Tuesday, March 18, 2008

Obama and Race

The Nightly Build...

Kumbaya or Fire and Brimstone

How fast things change. Just a few weeks ago, Hillary Clinton was making political capital by mocking Barack Obama for being a starry-eyed dreamer:

"Let’s just get everybody together. Let’s get unified. The sky will open. The lights will come down. Celestial choirs will be singing and everyone will know we should do the right thing and the world will be perfect."
Today, Barack Obama is being painted by others as some kind of racist black man who calls on God to rain down fire and brimstone on white America for sinning. He's being condemned for association with a firebrand preacher who has issued such calls from the pulpit of Obama's own church.

Obama is no more a racist than he is a starry-eyed dreamer. Both caricatures are attempts by his political opponents to undermine him and his call for a end to the politics of personal destruction that has corroded public discourse in this country, a call to turn the page, a call to change.

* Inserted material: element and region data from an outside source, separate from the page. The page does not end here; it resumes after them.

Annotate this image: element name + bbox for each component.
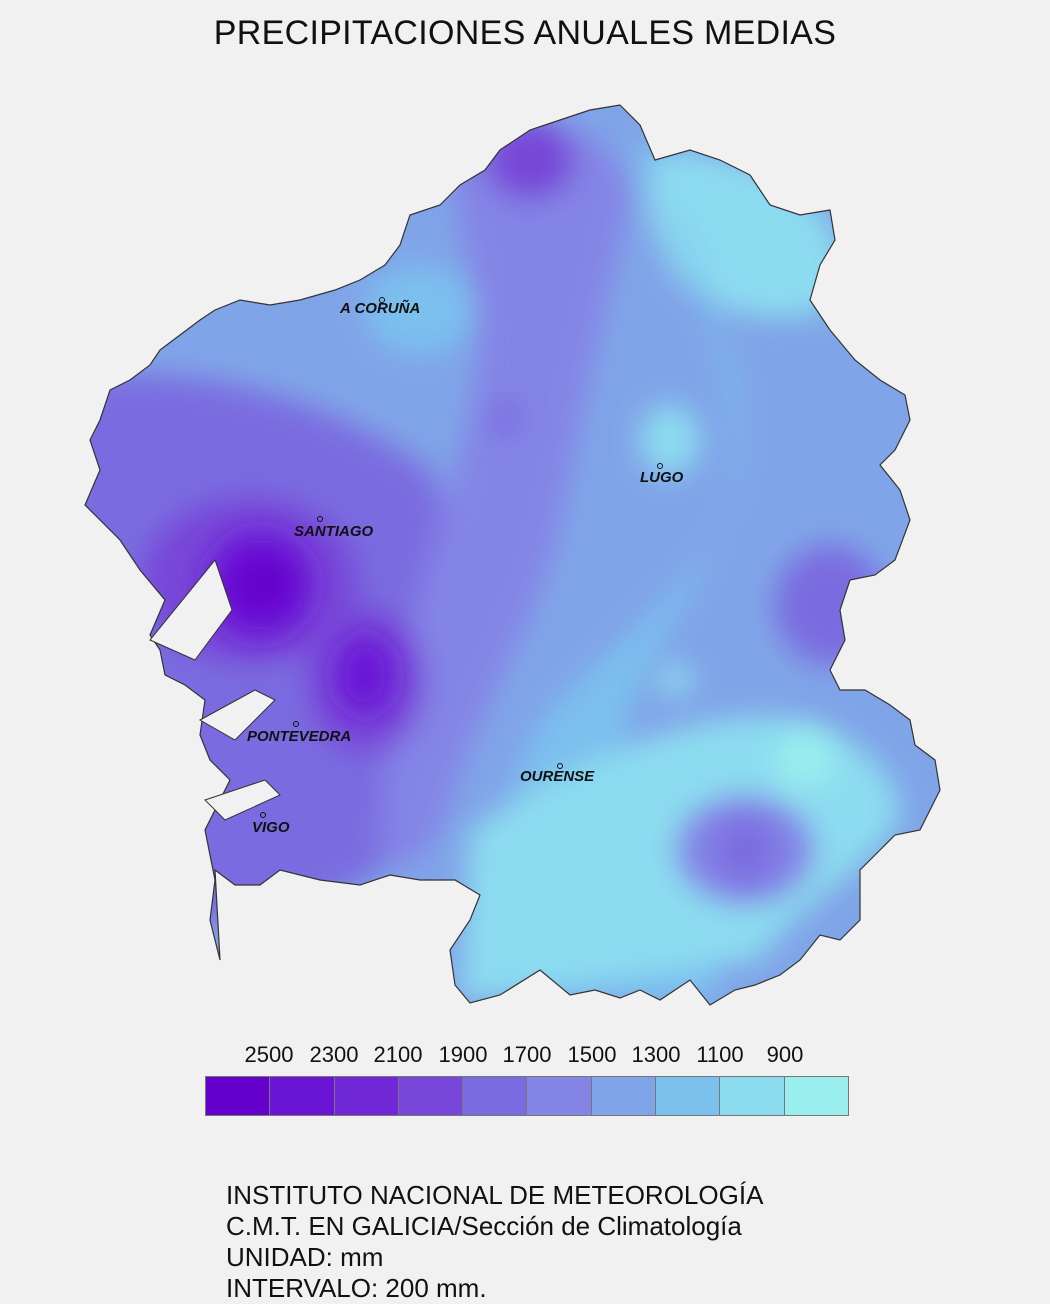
legend-label: 1700	[502, 1042, 552, 1067]
credits-institution: INSTITUTO NACIONAL DE METEOROLOGÍA	[226, 1180, 764, 1210]
city-marker-lugo: LUGO	[640, 463, 684, 486]
legend-label: 2500	[244, 1042, 294, 1067]
credits-block: INSTITUTO NACIONAL DE METEOROLOGÍA C.M.T…	[226, 1180, 763, 1304]
legend-swatch	[591, 1077, 657, 1115]
legend-label: 900	[766, 1042, 804, 1067]
legend-swatch	[463, 1077, 528, 1115]
ria-arousa	[149, 558, 233, 661]
city-label-ourense: OURENSE	[520, 768, 595, 785]
city-label-santiago: SANTIAGO	[294, 523, 374, 540]
legend-swatch	[334, 1077, 399, 1115]
ria-vigo	[204, 779, 281, 821]
legend-label: 1900	[438, 1042, 488, 1067]
legend-color-scale	[205, 1076, 849, 1116]
credits-unit: UNIDAD: mm	[226, 1242, 384, 1272]
legend-label: 1500	[567, 1042, 617, 1067]
credits-interval: INTERVALO: 200 mm.	[226, 1273, 487, 1303]
legend-labels: 2500 2300 2100 1900 1700 1500 1300 1100 …	[205, 1042, 849, 1072]
legend-swatch	[720, 1077, 785, 1115]
legend-swatch	[206, 1077, 271, 1115]
legend-swatch	[656, 1077, 721, 1115]
coastline	[84, 104, 941, 1006]
map-title: PRECIPITACIONES ANUALES MEDIAS	[213, 14, 837, 52]
ria-pontevedra	[198, 689, 276, 741]
city-label-lugo: LUGO	[640, 469, 684, 486]
legend-swatch	[270, 1077, 335, 1115]
credits-section: C.M.T. EN GALICIA/Sección de Climatologí…	[226, 1211, 742, 1241]
city-marker-vigo: VIGO	[252, 812, 290, 836]
legend-label: 1300	[631, 1042, 681, 1067]
legend-label: 2300	[309, 1042, 359, 1067]
city-marker-ourense: OURENSE	[520, 763, 595, 785]
legend-label: 2100	[373, 1042, 423, 1067]
city-marker-pontevedra: PONTEVEDRA	[247, 721, 351, 745]
legend-label: 1100	[696, 1042, 744, 1067]
city-label-vigo: VIGO	[252, 819, 290, 836]
legend-swatch	[784, 1077, 848, 1115]
city-marker-santiago: SANTIAGO	[294, 516, 374, 540]
city-label-a-coruna: A CORUÑA	[339, 299, 420, 317]
legend-swatch	[398, 1077, 464, 1115]
legend-swatch	[527, 1077, 592, 1115]
city-marker-a-coruna: A CORUÑA	[339, 297, 420, 317]
city-label-pontevedra: PONTEVEDRA	[247, 728, 351, 745]
precipitation-zones	[85, 105, 940, 1005]
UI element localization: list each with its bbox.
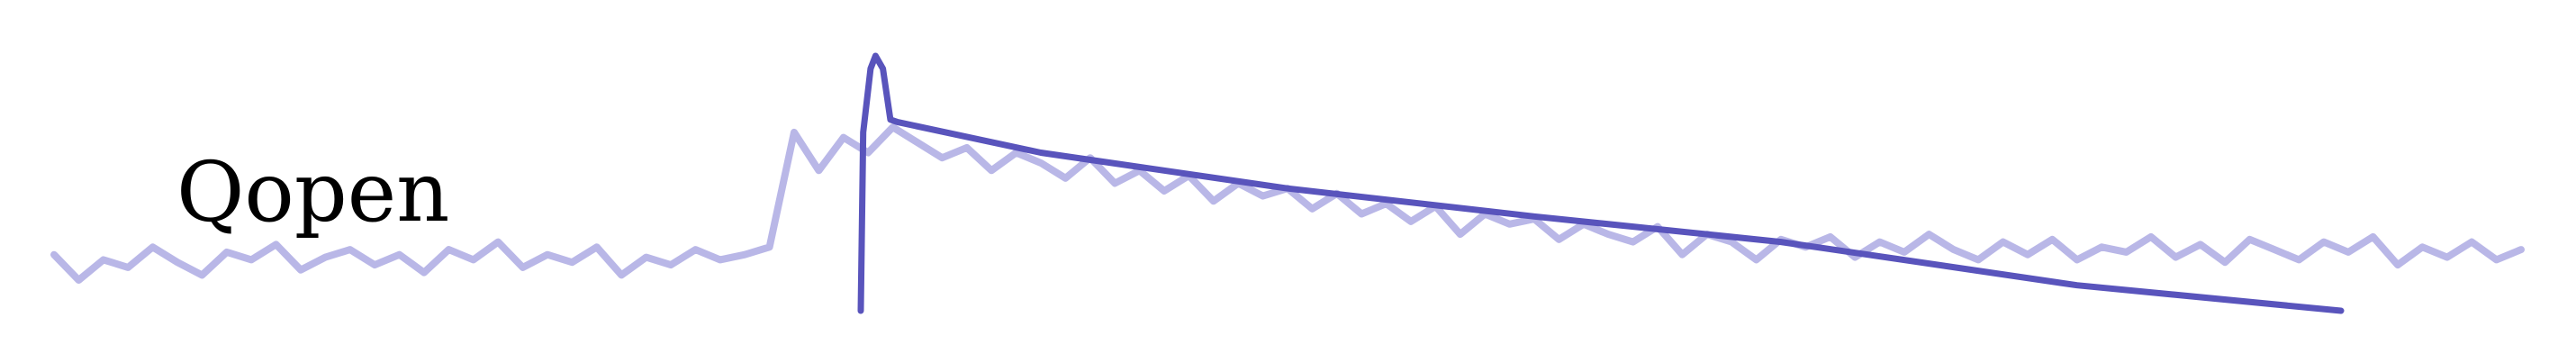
fit-line: [857, 52, 2345, 314]
qopen-annotation: Qopen: [176, 144, 450, 240]
fit-series: [857, 52, 2345, 314]
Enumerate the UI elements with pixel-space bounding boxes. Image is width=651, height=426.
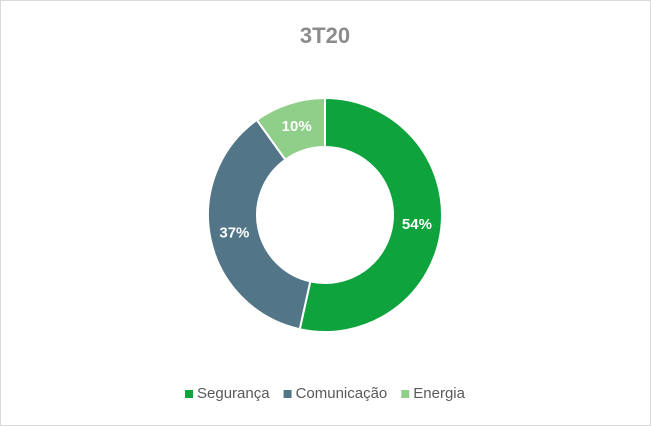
- chart-title: 3T20: [300, 23, 350, 48]
- legend-marker: [401, 390, 410, 398]
- donut-segment: [298, 96, 443, 333]
- legend-marker: [283, 390, 292, 398]
- data-label: 37%: [219, 225, 249, 242]
- data-label: 10%: [282, 118, 312, 135]
- legend-label: Comunicação: [296, 385, 388, 402]
- donut-segment: [207, 118, 312, 331]
- legend-marker: [185, 390, 194, 398]
- data-label: 54%: [402, 216, 432, 233]
- legend-label: Energia: [413, 385, 465, 402]
- donut-segment: [255, 96, 326, 162]
- legend-label: Segurança: [197, 385, 270, 402]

Make no mistake. Obama's association with the Rev. Jeremiah Wright is a problem that can do serious harm to Obama's campaign, even if guilt by association is unjustified. Many voters will hear only the sound bites, decide that Wright preaches racism and nothing else, and that Obama buys into everything Wright says, no matter that they cannot point to anything Obama himself has ever said or done that is racist. Just the fact that Obama didn't leave the church years ago is enough to condemn him in many people's minds.

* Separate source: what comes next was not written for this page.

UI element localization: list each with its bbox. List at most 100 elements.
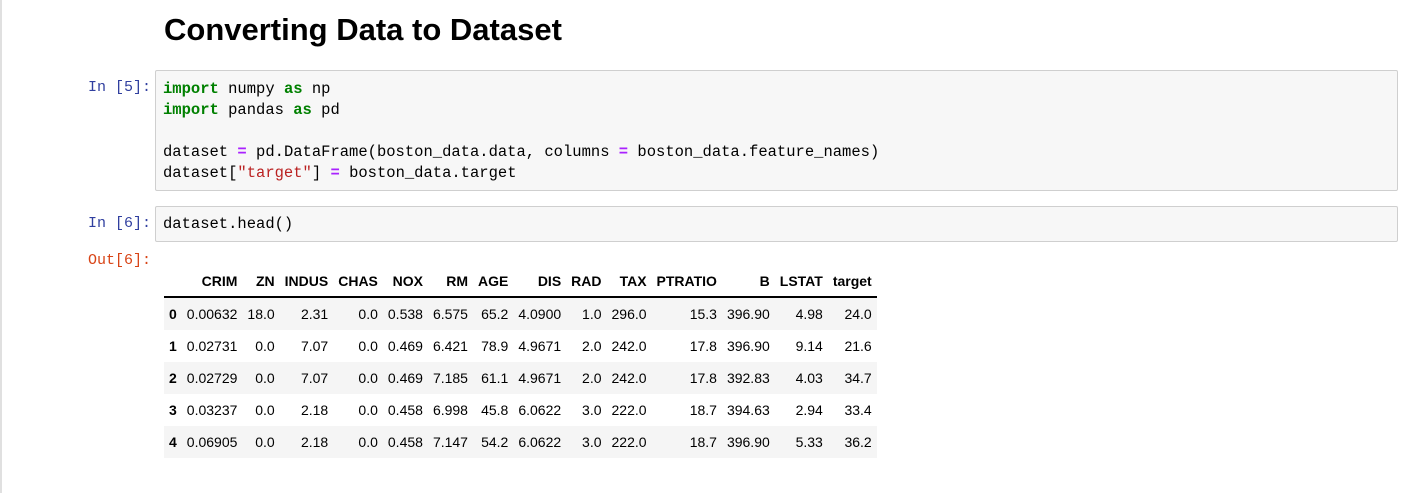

Instead, Obama denounces the expressions of anger and division by the Rev. Wright, without disowning the man who brought him to Jesus, the man who also preaches a message of hope and renewal for his black community. Obama filters the good from the bad to craft his own positive, uplifting message of change. A unifier can emerge from a church that sometimes harbors anger and frustration. This should not be surprising. One who has personally experienced the polarizing effects of race in America from both sides understands the kind of change America needs. Obama's own background (white, black, Hawaii, Kenya, Kansas, Indonesia, Harvard, south Chicago, Washington DC) positions him to rise above the crippling effects of racial divisions in America. If America turns its back on Obama for things his pastor said, the racial divide will only deepen. America would be the loser, not Obama.